Députée des Côtes-d'Armor, Corinne Erhel est morte hier soir, foudroyée en plein meeting, alors qu'elle s'exprimait à la tribune. Comme pour les comédiens qui meurent sur scène, elle s'est littéralement tuée à la tâche, à 50 ans. Ce départ brutal a suscité chez moi beaucoup d'émotion.
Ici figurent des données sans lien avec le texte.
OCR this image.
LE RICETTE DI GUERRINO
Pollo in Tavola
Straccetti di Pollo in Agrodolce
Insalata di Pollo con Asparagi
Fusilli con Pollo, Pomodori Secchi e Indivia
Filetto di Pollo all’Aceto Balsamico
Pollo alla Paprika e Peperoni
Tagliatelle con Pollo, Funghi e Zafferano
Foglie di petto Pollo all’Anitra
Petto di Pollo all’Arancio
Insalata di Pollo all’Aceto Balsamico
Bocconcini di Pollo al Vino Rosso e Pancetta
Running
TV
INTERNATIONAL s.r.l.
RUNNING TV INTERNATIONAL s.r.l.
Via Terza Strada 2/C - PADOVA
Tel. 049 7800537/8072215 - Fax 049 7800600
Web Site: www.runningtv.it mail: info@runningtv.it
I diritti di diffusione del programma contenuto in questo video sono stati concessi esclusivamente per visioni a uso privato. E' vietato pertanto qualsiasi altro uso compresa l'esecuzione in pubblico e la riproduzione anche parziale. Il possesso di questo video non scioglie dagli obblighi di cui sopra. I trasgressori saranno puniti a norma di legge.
J'ai eu l'occasion de la croiser très régulièrement, car elle travaillait sur les sujets numériques, qui me sont un peu familiers. C'était une députée qui bossait ses sujets et les maitrisait réellement. Elle a produit des rapports, notamment en tandem avec Laure de la Raudière, qui est quelque part son "miroir inversé", car la principale différence entre elles était que l'une était PS, l'autre LR. C'est une député à qui on a confié le suivi de nombreuses lois relatives au numérique : rapporteure du volet télécom de la loi Macron, rapporteure pour avis sur le projet de loi numérique. Elle était partout où il fallait être pour faire avancer les dossiers de fond, jouant véritablement le rôle qu'on attend d'un parlementaire : écouter tous les acteurs, creuser son sujet pour le maitriser, et arbitrer dans le cadre de l'élaboration des lois, en expliquant tout cela par des rapports. Par contre, vous ne risquiez pas de la voir parader aux quatre colonnes et jouer au jeu des petites phrases avec les journalistes de BFM. Elle avait horreur de ça.
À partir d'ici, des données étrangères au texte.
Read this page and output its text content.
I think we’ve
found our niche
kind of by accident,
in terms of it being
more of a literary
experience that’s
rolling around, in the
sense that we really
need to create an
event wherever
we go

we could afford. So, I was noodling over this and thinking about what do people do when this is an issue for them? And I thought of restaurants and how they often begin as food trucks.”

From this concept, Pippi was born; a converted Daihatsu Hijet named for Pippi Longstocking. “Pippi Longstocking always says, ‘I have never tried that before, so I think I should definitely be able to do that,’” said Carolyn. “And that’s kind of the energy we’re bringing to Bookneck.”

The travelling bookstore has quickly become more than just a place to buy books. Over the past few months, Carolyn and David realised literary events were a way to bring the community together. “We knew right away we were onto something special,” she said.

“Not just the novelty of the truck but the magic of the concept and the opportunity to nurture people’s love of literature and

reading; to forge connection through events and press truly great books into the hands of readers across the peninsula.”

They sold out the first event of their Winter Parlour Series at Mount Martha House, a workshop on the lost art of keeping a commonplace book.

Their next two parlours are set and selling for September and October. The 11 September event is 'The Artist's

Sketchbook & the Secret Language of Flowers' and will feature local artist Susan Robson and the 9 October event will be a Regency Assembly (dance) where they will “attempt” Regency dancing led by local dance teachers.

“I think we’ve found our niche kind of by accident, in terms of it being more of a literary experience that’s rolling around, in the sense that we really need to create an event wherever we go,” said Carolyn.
Elle avait des convictions. Elle a toujours été loyale au gouvernement, même lorsque cela tanguait avec les frondeurs. Par contre, elle a été l'une des premières à rejoindre Emmanuel Macron, sans le moindre état d'âme ni la moindre réserve, quand d'autres de ces collègues jouaient l’ambiguïté et gardaient soigneusement un fer au feu de chaque bord, histoire d'être du bon coté quoi qu'il arrive. L'aventure Macron se serait mal terminée, elle aurait sans doute eu des soucis pour être réélue députée, même si son implantation locale l'aurait bien aidée. Perdre l'étiquette du parti peut parfois couter la place, même quand on est un sortant qui se croit indéboulonnable. Elle n'a pas hésité à prendre un risque pour sa carrière, à un moment où personne ne croyait en Emmanuel Macron, parce que, justement, elle y croyait et y voyait la solution raisonnable à l'impasse dans laquelle François Hollande avait mis la gauche réformiste.

Corinne Erhel était une députée comme on aimerait en voir davantage : humaine, bossant ses dossiers et faisant avancer concrètement les sujets qui lui tiennent à cœur, sans chercher à faire de l’esbroufe dans les médias. Si les jeunes députés de la cuvée 2017 pouvait la prendre en exemple, le Parlement s'en trouverait grandi et renforcé. Sans même qu'il y ait besoin de changer la moindre ligne du règlement de l'Assemblée.